The Acutiator was never prototyped although it is possible to make. It was the code name for new system-level architecture. Aimed at a cost effective, high performance system it was to be a replacement for the A3000 architecture used in all A3000 and A4000 systems. In a similar style to the BoXeR boards of today, the system was to be entirely modular in design with a system board design that was independent of CPU or graphics subsystems. The design was originally to use Dave Haynies' design, the Amiga Modular Interconnect bus, but with the release of the similar PCI bus it swapped to this. It never got into the prototype stage and was almost entirely ignored.


Once again I shall reprint the whole description of the Scarab high-performance graphics card:
The SCARAB board, the last thing Haynie worked on at Commodore, was an effort to build a high performance graphics card based on off-the-shelf SVGA chips. The card ran a PCI bus locally, with bridges to Zorro III and to the video slot.

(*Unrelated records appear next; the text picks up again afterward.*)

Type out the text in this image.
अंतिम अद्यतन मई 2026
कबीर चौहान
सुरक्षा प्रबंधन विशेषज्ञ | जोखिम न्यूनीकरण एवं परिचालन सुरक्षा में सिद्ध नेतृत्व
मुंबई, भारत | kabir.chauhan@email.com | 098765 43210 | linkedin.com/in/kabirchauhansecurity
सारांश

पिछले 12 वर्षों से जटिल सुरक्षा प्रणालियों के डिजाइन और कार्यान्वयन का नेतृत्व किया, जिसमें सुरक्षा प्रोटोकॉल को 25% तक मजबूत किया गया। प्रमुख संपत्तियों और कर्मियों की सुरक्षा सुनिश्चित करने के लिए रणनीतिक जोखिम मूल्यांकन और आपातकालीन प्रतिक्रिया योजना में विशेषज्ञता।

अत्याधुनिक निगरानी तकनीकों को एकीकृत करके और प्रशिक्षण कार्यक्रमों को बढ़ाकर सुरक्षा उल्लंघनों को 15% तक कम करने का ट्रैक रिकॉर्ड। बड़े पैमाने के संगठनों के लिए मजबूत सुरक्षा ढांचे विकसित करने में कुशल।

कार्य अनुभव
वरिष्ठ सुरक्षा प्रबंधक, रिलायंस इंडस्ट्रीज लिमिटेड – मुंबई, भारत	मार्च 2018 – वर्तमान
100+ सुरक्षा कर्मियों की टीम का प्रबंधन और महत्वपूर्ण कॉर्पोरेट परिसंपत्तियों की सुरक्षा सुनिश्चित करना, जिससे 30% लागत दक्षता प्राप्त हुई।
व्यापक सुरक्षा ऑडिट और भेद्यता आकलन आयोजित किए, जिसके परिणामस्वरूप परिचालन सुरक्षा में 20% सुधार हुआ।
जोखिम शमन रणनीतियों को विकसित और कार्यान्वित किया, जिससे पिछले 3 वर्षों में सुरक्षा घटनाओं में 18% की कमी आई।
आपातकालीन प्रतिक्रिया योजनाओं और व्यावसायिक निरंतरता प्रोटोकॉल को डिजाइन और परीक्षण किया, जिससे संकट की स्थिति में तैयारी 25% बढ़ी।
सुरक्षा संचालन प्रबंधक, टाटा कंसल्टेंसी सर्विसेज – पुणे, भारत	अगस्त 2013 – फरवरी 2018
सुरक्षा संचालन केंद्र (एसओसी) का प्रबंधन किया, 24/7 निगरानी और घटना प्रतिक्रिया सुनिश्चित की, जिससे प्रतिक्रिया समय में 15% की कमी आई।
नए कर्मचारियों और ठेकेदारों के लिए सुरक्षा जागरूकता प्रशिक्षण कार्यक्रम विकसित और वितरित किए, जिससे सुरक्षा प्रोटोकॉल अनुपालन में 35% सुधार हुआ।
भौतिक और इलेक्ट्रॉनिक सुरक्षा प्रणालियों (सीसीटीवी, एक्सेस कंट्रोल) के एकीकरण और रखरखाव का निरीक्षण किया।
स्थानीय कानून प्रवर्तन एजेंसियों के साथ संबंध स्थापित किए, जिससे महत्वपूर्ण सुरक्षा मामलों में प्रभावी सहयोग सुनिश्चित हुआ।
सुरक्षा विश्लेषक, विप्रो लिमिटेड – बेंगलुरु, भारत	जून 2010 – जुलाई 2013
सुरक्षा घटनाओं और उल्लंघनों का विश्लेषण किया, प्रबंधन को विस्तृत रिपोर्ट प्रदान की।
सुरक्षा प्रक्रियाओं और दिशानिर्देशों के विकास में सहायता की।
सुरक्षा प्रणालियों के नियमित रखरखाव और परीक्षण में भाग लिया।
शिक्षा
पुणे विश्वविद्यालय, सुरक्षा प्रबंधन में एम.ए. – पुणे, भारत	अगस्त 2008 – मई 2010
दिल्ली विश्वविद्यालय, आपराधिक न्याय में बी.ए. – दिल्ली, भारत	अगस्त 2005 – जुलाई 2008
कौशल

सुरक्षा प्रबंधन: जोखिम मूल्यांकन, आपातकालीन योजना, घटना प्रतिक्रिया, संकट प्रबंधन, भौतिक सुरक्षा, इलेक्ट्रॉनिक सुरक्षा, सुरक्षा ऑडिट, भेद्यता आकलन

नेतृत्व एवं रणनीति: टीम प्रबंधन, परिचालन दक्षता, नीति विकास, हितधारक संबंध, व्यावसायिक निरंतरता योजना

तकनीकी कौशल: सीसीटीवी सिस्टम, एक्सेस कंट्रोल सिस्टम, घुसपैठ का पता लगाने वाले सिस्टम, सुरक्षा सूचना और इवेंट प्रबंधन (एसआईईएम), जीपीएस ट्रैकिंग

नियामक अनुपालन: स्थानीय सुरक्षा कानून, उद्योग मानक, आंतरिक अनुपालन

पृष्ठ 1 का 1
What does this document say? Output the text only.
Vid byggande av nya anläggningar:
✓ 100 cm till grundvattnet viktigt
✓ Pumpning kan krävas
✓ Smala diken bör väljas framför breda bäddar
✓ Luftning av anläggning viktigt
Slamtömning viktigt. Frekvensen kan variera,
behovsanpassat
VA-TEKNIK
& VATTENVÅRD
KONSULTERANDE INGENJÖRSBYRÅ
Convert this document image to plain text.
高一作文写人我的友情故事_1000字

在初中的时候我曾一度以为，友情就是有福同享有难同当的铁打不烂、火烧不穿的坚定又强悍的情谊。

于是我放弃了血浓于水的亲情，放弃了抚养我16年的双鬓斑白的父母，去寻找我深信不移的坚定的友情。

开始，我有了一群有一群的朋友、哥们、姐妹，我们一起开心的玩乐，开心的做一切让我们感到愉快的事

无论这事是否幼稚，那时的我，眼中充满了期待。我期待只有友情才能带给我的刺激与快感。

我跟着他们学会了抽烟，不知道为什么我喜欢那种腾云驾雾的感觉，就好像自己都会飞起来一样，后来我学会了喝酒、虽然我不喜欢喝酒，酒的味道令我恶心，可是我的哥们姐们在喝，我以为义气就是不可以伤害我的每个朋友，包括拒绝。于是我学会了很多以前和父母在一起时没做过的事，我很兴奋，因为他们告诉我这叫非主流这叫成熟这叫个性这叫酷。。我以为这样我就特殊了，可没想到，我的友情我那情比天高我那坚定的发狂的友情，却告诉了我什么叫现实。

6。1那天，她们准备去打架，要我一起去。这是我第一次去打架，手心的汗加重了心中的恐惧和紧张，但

With the video slot interface, Amiga chip graphics could be converted, in real time, to PCI cycles, which wrote the SVGA graphic memory, in a window controlled by SCARAB registers. In essence, this was a programmable "flickerFixer" that could handle any scan rate. The board could also support "hybrid" graphics modes, where in the Amiga chips were still used, but went into a very slow scan mode, so they could put out 1024x768 at 8 bits in slow scan, which would be converted to 72Hz non-interlaced by SCARAB (this is somewhat like "Hedley hires", an easy addition to the AmigaOS). RTG drivers would ultimately hit the board, directly, over Zorro III. Lots of design work went into this, but it became pretty clear there was no money left to actually build any of it.